O Ceará terá em 2027 o primeiro nanossatélite produzido no estado enviado ao espaço, a 550 quilômetros de altitude, carregando um computador de bordo capaz de se autocorrigir diante da radiação ionizante. O projeto saiu do Laboratório de Engenharia de Sistemas de Computação (LESC) da Universidade Federal do Ceará (UFC), foi aprovado pela Agência Espacial Brasileira (AEB) e contou com R$ 2 milhões em financiamentos do Conselho Nacional de Desenvolvimento Científico e Tecnológico (CNPq), da Financiadora de Estudos e Projetos (Finep) e da Fundação Cearense de Apoio ao Desenvolvimento Científico e Tecnológico (Funcap). O lançamento ocorrerá junto a outros projetos nacionais e internacionais, em foguete definido pela AEB — possivelmente da SpaceX ou de outra operadora.
Batizado de Nascerr (Nanosatélite com Eletrônica Robusta à Radiação), o equipamento segue o padrão cubesat — dois cubos de 10 centímetros cada lado — e tem custo de lançamento estimado em US$ 150 mil. A escolha desse padrão reduz o custo de construção e simplifica a integração com foguetes, mas impõe um limite: enquanto satélites convencionais operam por mais de 20 anos, nanosatélites duram em média 18 meses, justamente porque a radiação ionizante degrada progressivamente seus sistemas eletrônicos.
É esse problema que o Nascerr se propõe a resolver. A radiação ionizante atinge o silício do nanossatélite e pode alterar dados binários: uma palavra codificada como 0100 passa a ser lida como 0010, induzindo o sistema a conclusões equivocadas e, nos casos mais graves, à perda total da missão.

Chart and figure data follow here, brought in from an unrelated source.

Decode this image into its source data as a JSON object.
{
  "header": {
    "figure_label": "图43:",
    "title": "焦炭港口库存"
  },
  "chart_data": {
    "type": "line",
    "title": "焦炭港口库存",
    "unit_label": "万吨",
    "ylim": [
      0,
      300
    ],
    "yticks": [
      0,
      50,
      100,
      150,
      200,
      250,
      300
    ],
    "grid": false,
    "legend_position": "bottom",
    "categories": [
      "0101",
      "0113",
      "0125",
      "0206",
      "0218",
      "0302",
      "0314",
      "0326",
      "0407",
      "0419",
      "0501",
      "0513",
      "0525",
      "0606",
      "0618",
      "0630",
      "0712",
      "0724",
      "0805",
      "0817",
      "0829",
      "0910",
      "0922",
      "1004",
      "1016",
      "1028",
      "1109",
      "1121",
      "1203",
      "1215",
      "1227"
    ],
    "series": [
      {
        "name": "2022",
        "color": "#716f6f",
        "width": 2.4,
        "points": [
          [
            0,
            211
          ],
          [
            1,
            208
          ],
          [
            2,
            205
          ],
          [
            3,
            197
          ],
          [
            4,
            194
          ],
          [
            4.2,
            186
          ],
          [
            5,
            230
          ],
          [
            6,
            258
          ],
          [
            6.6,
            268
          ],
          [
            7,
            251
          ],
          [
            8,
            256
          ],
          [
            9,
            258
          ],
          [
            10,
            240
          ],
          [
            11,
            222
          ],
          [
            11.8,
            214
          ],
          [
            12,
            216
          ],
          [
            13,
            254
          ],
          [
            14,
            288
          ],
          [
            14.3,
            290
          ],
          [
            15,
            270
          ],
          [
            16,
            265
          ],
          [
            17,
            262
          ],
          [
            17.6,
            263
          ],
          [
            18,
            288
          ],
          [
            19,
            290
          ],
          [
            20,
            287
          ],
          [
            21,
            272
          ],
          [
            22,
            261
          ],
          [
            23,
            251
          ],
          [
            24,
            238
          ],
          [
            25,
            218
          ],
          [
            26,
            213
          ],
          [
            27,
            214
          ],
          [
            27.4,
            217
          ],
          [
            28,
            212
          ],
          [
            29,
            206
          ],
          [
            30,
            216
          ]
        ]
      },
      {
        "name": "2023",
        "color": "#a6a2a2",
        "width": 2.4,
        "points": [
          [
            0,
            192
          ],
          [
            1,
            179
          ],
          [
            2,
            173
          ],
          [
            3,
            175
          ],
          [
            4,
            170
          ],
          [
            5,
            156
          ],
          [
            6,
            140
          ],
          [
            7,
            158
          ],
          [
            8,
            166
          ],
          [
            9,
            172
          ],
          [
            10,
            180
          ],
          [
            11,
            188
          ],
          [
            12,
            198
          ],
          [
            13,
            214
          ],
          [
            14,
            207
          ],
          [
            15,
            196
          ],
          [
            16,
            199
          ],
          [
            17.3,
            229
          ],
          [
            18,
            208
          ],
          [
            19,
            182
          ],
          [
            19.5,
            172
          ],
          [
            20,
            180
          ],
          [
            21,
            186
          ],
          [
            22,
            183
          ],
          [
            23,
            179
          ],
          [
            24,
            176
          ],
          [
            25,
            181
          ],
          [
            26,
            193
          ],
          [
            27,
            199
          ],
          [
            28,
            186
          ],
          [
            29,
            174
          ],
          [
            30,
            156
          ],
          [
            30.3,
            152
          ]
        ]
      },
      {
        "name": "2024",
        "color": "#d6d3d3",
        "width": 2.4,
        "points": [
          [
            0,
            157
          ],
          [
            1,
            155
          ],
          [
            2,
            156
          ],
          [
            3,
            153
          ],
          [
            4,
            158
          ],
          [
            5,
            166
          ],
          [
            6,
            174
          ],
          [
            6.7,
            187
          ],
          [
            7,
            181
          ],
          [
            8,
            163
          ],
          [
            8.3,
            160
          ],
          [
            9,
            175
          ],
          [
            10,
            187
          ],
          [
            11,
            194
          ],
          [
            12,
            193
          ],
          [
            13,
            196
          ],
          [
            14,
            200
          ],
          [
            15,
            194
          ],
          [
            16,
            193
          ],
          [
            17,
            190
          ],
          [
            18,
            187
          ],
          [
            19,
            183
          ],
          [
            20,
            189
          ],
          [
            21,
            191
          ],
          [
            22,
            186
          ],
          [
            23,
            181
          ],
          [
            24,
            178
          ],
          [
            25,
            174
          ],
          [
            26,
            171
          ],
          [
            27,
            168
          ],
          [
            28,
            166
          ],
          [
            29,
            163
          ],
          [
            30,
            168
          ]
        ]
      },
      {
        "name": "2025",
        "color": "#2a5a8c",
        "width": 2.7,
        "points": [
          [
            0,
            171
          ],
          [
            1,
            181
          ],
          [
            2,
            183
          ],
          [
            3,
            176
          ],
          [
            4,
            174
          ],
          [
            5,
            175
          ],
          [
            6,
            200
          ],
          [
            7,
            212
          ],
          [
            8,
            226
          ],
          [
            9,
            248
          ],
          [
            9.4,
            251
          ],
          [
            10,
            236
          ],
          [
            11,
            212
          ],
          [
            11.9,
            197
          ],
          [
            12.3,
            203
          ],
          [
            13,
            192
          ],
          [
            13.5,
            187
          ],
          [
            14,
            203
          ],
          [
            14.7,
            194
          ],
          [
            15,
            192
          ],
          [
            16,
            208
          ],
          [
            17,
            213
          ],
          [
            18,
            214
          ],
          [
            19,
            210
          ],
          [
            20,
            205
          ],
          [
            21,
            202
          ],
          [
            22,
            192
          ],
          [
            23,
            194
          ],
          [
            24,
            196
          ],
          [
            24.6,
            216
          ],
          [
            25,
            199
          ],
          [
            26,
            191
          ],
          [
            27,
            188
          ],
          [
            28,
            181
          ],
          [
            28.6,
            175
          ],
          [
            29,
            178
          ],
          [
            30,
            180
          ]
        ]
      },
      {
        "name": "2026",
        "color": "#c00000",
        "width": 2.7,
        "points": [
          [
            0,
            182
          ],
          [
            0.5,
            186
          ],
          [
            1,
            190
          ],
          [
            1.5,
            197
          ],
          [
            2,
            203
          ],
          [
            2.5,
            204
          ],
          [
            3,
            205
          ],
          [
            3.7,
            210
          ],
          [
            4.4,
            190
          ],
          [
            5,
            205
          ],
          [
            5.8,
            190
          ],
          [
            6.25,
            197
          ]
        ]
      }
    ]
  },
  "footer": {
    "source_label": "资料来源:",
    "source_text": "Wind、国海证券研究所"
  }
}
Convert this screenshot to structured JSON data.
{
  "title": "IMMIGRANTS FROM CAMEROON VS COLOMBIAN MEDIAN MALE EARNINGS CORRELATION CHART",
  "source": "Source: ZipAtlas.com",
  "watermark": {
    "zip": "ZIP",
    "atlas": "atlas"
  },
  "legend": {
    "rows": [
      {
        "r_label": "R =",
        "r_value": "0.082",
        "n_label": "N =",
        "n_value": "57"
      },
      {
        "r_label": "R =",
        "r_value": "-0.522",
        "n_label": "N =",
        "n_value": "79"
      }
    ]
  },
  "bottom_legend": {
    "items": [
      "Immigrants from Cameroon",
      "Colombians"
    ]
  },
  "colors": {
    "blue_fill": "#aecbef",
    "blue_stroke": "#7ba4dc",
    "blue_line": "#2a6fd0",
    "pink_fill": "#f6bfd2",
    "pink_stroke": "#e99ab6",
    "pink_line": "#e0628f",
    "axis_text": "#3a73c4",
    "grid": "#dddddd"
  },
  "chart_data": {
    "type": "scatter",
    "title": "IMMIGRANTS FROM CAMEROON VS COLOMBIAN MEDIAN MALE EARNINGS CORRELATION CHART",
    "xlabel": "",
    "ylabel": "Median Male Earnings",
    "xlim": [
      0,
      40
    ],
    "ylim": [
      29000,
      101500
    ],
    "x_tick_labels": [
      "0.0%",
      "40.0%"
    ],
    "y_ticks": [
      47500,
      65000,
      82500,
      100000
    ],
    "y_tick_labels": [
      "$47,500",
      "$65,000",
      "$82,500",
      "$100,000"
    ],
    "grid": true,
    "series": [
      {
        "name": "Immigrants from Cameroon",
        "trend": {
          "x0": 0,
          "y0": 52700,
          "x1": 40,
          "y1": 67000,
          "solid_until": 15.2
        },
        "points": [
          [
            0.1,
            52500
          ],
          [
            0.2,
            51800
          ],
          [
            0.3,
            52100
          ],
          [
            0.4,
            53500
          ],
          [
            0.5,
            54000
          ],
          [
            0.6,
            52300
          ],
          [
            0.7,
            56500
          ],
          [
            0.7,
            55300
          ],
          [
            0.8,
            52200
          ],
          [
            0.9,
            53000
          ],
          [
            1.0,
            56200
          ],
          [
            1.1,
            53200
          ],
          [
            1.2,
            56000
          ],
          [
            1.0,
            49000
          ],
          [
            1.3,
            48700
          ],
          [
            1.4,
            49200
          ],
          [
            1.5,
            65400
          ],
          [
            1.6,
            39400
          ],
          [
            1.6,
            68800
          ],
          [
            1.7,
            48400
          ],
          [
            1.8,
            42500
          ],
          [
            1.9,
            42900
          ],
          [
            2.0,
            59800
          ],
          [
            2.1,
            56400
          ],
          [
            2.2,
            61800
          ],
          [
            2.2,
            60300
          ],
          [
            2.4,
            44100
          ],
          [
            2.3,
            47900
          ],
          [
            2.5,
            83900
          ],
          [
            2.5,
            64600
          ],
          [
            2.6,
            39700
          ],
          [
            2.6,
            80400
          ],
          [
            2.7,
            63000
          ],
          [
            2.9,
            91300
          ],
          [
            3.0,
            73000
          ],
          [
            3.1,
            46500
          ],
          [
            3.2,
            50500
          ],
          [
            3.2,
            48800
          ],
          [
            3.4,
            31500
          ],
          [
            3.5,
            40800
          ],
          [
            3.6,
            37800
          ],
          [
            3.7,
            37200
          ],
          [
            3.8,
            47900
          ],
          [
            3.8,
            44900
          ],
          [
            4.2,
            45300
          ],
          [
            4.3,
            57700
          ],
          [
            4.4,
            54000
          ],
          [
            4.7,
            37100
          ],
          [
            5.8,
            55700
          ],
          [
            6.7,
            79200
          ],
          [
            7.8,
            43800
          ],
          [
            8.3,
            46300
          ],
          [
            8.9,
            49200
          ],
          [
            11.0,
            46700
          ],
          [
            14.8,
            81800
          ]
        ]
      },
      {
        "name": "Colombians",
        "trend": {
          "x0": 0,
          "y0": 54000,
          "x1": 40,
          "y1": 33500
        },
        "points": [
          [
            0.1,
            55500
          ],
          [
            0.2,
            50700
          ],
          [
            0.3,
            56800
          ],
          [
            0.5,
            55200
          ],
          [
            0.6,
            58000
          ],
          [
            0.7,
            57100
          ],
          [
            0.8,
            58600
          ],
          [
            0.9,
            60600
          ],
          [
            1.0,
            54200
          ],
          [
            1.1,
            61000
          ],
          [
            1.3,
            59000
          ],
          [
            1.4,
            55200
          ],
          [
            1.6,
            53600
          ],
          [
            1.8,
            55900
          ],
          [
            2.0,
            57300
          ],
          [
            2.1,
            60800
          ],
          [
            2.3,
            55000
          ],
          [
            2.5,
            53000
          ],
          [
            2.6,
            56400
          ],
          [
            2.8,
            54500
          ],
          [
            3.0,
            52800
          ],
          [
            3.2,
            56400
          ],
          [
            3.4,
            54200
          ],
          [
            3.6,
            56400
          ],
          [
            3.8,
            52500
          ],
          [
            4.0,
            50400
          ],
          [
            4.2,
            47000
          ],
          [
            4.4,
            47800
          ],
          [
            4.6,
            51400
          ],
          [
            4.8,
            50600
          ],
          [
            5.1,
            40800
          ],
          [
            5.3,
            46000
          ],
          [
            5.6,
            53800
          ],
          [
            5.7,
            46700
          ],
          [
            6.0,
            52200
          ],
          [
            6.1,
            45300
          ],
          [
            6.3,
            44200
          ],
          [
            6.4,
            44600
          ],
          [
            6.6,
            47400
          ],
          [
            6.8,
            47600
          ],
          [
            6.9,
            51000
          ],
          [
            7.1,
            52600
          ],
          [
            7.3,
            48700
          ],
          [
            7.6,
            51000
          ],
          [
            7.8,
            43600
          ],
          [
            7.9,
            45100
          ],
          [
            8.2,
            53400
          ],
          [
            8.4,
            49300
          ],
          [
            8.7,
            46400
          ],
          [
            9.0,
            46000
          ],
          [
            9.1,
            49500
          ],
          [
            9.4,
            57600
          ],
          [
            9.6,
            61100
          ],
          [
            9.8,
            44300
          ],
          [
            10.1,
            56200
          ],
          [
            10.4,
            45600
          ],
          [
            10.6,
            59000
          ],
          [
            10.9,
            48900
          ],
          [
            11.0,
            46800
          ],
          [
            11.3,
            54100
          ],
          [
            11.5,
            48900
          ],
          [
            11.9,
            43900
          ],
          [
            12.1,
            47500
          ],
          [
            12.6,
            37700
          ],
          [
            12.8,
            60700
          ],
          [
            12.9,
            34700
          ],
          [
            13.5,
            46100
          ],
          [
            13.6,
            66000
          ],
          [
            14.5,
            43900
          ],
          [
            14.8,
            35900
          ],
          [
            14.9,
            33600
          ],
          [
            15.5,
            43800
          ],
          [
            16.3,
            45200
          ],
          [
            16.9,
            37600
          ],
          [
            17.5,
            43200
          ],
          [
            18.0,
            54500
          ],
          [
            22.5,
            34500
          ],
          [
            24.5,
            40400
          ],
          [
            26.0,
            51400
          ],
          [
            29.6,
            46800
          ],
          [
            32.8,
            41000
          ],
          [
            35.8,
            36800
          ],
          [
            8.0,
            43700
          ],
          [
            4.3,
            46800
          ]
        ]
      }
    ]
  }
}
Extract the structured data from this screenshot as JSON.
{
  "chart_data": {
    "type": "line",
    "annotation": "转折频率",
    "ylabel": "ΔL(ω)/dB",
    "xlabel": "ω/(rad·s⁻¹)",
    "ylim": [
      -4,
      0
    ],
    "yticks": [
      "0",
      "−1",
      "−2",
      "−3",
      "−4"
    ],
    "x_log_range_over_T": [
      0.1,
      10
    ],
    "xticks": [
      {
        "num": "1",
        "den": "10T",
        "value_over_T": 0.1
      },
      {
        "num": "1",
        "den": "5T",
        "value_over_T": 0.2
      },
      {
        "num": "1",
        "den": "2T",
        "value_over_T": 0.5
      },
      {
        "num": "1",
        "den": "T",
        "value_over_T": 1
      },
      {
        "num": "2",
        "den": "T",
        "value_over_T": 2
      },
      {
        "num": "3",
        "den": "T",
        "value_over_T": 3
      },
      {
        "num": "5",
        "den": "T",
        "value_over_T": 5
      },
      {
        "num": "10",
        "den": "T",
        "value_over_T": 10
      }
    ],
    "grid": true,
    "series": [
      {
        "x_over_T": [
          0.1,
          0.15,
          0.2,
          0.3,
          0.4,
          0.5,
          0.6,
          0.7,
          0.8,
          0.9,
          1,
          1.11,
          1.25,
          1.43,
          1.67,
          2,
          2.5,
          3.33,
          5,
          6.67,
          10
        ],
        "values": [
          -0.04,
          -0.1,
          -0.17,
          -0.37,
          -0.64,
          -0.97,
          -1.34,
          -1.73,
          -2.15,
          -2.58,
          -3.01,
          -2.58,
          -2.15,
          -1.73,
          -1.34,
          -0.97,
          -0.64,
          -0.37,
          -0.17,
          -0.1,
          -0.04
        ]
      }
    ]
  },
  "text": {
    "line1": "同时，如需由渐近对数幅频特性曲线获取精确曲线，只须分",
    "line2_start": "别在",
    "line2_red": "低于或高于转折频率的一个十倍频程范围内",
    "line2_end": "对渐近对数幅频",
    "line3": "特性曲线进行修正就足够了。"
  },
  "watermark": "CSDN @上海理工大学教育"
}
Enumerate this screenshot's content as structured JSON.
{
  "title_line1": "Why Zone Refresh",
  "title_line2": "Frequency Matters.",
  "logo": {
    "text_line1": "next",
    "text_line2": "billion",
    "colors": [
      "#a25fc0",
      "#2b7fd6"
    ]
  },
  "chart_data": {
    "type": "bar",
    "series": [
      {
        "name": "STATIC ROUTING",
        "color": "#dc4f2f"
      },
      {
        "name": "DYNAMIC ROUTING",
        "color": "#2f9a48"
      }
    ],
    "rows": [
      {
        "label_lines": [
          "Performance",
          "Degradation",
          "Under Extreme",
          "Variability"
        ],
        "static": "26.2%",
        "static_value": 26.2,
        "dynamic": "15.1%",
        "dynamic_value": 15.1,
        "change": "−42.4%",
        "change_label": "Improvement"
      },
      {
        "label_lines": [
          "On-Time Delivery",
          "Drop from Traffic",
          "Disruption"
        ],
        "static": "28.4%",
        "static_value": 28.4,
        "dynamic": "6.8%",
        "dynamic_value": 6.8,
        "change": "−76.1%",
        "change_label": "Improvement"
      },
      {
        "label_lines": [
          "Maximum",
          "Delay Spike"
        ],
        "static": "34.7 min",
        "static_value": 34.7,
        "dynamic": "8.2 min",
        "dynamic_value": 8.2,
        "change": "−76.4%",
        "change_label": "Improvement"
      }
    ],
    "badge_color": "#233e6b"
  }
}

Computador de bordo e testes em outros países
Para neutralizar esse risco, o projeto desenvolveu um computador de bordo chamado Roboc (Robust Onboard Computer), equipado com um algoritmo de controle dinâmico que ajusta o nível de proteção em tempo real: gasta menos recursos quando a radiação é baixa e intensifica a defesa quando a exposição aumenta. “Os sistemas de computador de satélites são sistemas críticos. Se eles sofrerem alterações, isso pode causar perda total da missão. Eles têm que ter essa capacidade autônoma de se corrigir no caso de falha”, afirmou o professor Jarbas Silveira, coordenador do projeto no Departamento de Engenharia de Teleinformática (DETI-UFC).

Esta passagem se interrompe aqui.